Voici quelques conseils offerts par des journalistes sur les échanges avec les médias :

  • Vous n’aurez peut-être qu’une seule chance de convaincre un journaliste – ne la ratez pas.
  • Peu de journalistes ont le temps de courir après les gens.
  • Communiquez avec efficacité : n’accaparez pas les journalistes et ne les importunez pas; ne multipliez pas les messages téléphoniques et les longs courriels.
  • Il est utile que la victime ou l’intervenant fournisse du matériel pertinent : documents, statistiques, rapports, etc.

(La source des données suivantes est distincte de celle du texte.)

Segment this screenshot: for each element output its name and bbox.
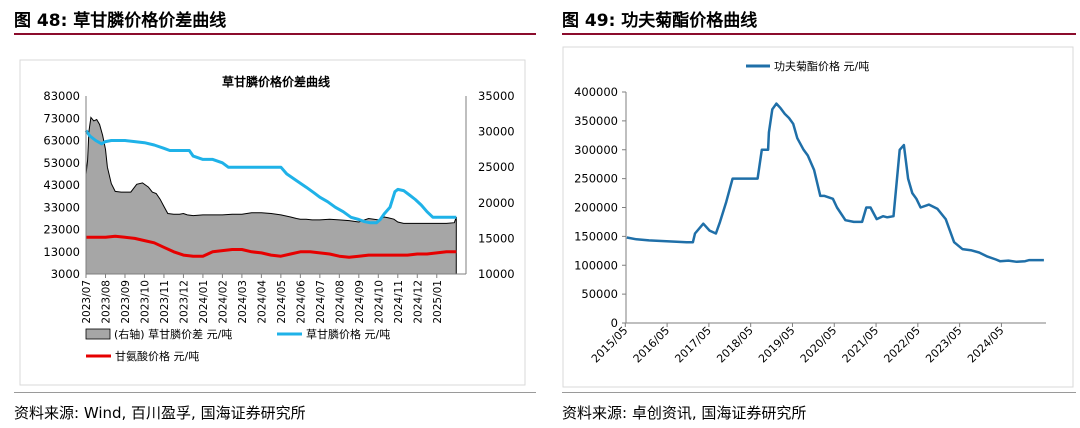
x-tick-label: 2023/08 xyxy=(100,280,112,324)
right-chart: 功夫菊酯价格 元/吨 400000 350000 300000 250000 20000… xyxy=(562,46,1074,388)
left-heading-rule xyxy=(14,33,536,35)
left-y-tick-label: 53000 xyxy=(43,156,80,170)
x-tick-label: 2024/01 xyxy=(198,280,210,324)
legend-glyphosate-label: 草甘膦价格 元/吨 xyxy=(306,327,390,341)
right-heading-rule xyxy=(562,33,1076,35)
x-tick-label: 2024/12 xyxy=(412,280,424,324)
x-tick-label: 2024/10 xyxy=(373,280,385,324)
left-y-tick-label: 33000 xyxy=(43,200,80,214)
series-spread-area xyxy=(85,116,457,275)
left-y-tick-label: 3000 xyxy=(51,267,80,281)
right-bottom-rule xyxy=(562,392,1076,393)
x-tick-label: 2024/06 xyxy=(295,280,307,324)
right-y-tick-label: 20000 xyxy=(478,196,515,210)
legend-spread-swatch xyxy=(85,328,111,340)
right-y-tick-label: 10000 xyxy=(478,267,515,281)
y-tick-label: 0 xyxy=(611,316,618,330)
right-source-note: 资料来源: 卓创资讯, 国海证券研究所 xyxy=(562,404,807,422)
x-tick-label: 2023/11 xyxy=(159,280,171,324)
x-tick-label: 2023/12 xyxy=(178,280,190,324)
series-cyhalothrin-price-line xyxy=(626,102,1044,264)
x-tick-label: 2023/09 xyxy=(120,280,132,324)
right-chart-frame xyxy=(562,46,1074,388)
x-tick-label: 2024/02 xyxy=(217,280,229,324)
right-y-tick-label: 35000 xyxy=(478,89,515,103)
left-chart-title: 草甘膦价格价差曲线 xyxy=(222,74,330,89)
y-tick-label: 100000 xyxy=(574,258,618,272)
left-chart: 草甘膦价格价差曲线 83000 73000 63000 53000 43000 33000… xyxy=(19,59,526,386)
legend-spread-label: (右轴) 草甘膦价差 元/吨 xyxy=(114,327,232,341)
left-bottom-rule xyxy=(14,392,536,393)
y-tick-label: 350000 xyxy=(574,114,618,128)
x-tick-label: 2024/09 xyxy=(354,280,366,324)
x-tick-label: 2023/10 xyxy=(139,280,151,324)
x-tick-label: 2024/05 xyxy=(276,280,288,324)
left-y-tick-label: 23000 xyxy=(43,223,80,237)
x-tick-label: 2024/08 xyxy=(334,280,346,324)
right-y-tick-label: 15000 xyxy=(478,231,515,245)
left-y-tick-label: 43000 xyxy=(43,178,80,192)
y-tick-label: 200000 xyxy=(574,201,618,215)
y-tick-label: 400000 xyxy=(574,85,618,99)
left-y-tick-label: 63000 xyxy=(43,134,80,148)
y-tick-label: 300000 xyxy=(574,143,618,157)
right-y-tick-label: 25000 xyxy=(478,160,515,174)
x-tick-label: 2024/03 xyxy=(237,280,249,324)
x-tick-label: 2024/04 xyxy=(256,280,268,324)
y-tick-label: 50000 xyxy=(581,287,618,301)
left-y-tick-label: 73000 xyxy=(43,111,80,125)
x-tick-label: 2023/07 xyxy=(81,280,93,324)
left-figure-heading: 图 48: 草甘膦价格价差曲线 xyxy=(14,11,227,31)
x-tick-label: 2025/01 xyxy=(432,280,444,324)
y-tick-label: 250000 xyxy=(574,172,618,186)
series-glyphosate-price-line xyxy=(84,129,457,225)
legend-cyhalothrin-label: 功夫菊酯价格 元/吨 xyxy=(774,59,869,73)
left-y-tick-label: 83000 xyxy=(43,89,80,103)
x-tick-label: 2024/11 xyxy=(393,280,405,324)
legend-glycine-label: 甘氨酸价格 元/吨 xyxy=(115,349,199,363)
left-y-tick-label: 13000 xyxy=(43,245,80,259)
right-figure-heading: 图 49: 功夫菊酯价格曲线 xyxy=(562,11,758,31)
x-tick-label: 2024/07 xyxy=(315,280,327,324)
series-glycine-price-line xyxy=(86,234,457,259)
right-y-tick-label: 30000 xyxy=(478,125,515,139)
y-tick-label: 150000 xyxy=(574,229,618,243)
left-source-note: 资料来源: Wind, 百川盈孚, 国海证券研究所 xyxy=(14,404,306,422)
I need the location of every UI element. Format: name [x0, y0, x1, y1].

  • Ne vous attendez pas à contrôler le contenu du reportage ou à ce que le journaliste « se range de votre côté ».
  • Plus vous faciliterez la tâche du journaliste, plus il est probable qu’il vous rappellera.
  • Ne vous découragez pas trop si un journaliste refuse votre proposition… il peut être débordé de travail ce jour-là ou le sujet ne concorde peut-être pas avec les projets de ses supérieurs pour le moment.
  • Si possible, parlez directement avec un journaliste au lieu de laisser des messages.
  • Ne téléphonez pas juste avant l’heure de tombée pour proposer un reportage.
  • Ne téléphonez pas pour proposer un reportage tous les jours ou toutes les semaines.
  • Si vous invitez un journaliste à une activité, rappelez-le quelques jours avant qu’elle ait lieu pour vous assurer qu’il s’en souvient et qu’il a tous les détails.